Un document écrit pour une personne tolère les trous. Le lecteur a du jugement : si une donnée manque, il la cherche, pose la question ou décide qu'elle ne s'applique pas. Le texte peut rester ambigu, parce que le lecteur complète.
Chez Elytra, les documents qui portent l'opération sont lus par un agent avant d'agir, et il arrive que personne ne revoie le résultat avant un moment. Ça change ce que le texte doit faire. L'agent complète les trous lui aussi, mais pas avec du jugement. Il les complète avec ce qui est plausible.
Il y a quelques semaines, nous avons demandé à l'un d'eux d'écrire un courriel de suivi à un client. Dans la fiche de ce client, les postes des deux personnes de contact figurent comme en attente de confirmation. L'agent a écrit le courriel sans les mentionner, et il l'a dit : il ne les invente pas parce que la fiche les marque comme inconnus.

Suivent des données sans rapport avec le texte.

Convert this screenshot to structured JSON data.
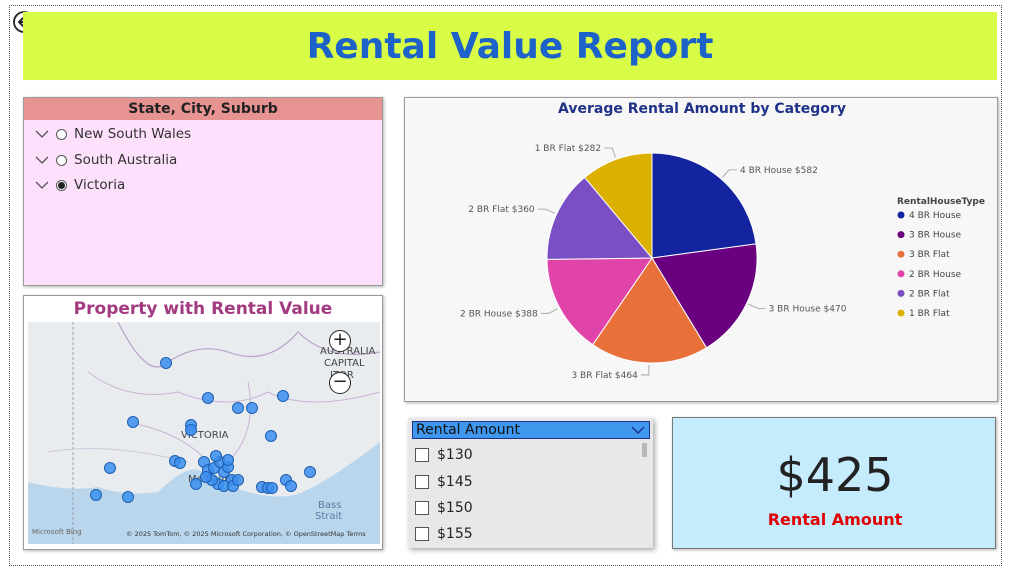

C'est un petit détail. Un poste inventé dans un courriel de suivi ne fait pas tomber une affaire. C'est par contre le genre d'erreur que le client remarque et que personne ne corrige ensuite.
La règle qui en est sortie : un champ vide et un champ inconnu sont la même chose pour une personne, et des contraires pour un agent. Vide se lit comme « ne s'applique pas ». Inconnu se lit comme « n'invente pas ». Il faut écrire l'absence, pas seulement la donnée.
Et ça coûte. Nos fiches clients en sont venues à compter dix-neuf données marquées en attente. Le plus simple et le plus rapide aurait été de continuer à les laisser en blanc, et personne ne s'en rendrait compte avant le jour où un agent les remplirait tout seul.
Nous en avons fait une étape du processus : une fiche client ne se ferme pas tant que ce que nous ne savons pas n'est pas marqué comme tel. Les dix-neuf données en attente sont encore là, sans réponse, et elles doivent y rester jusqu'à ce que quelqu'un confirme la donnée.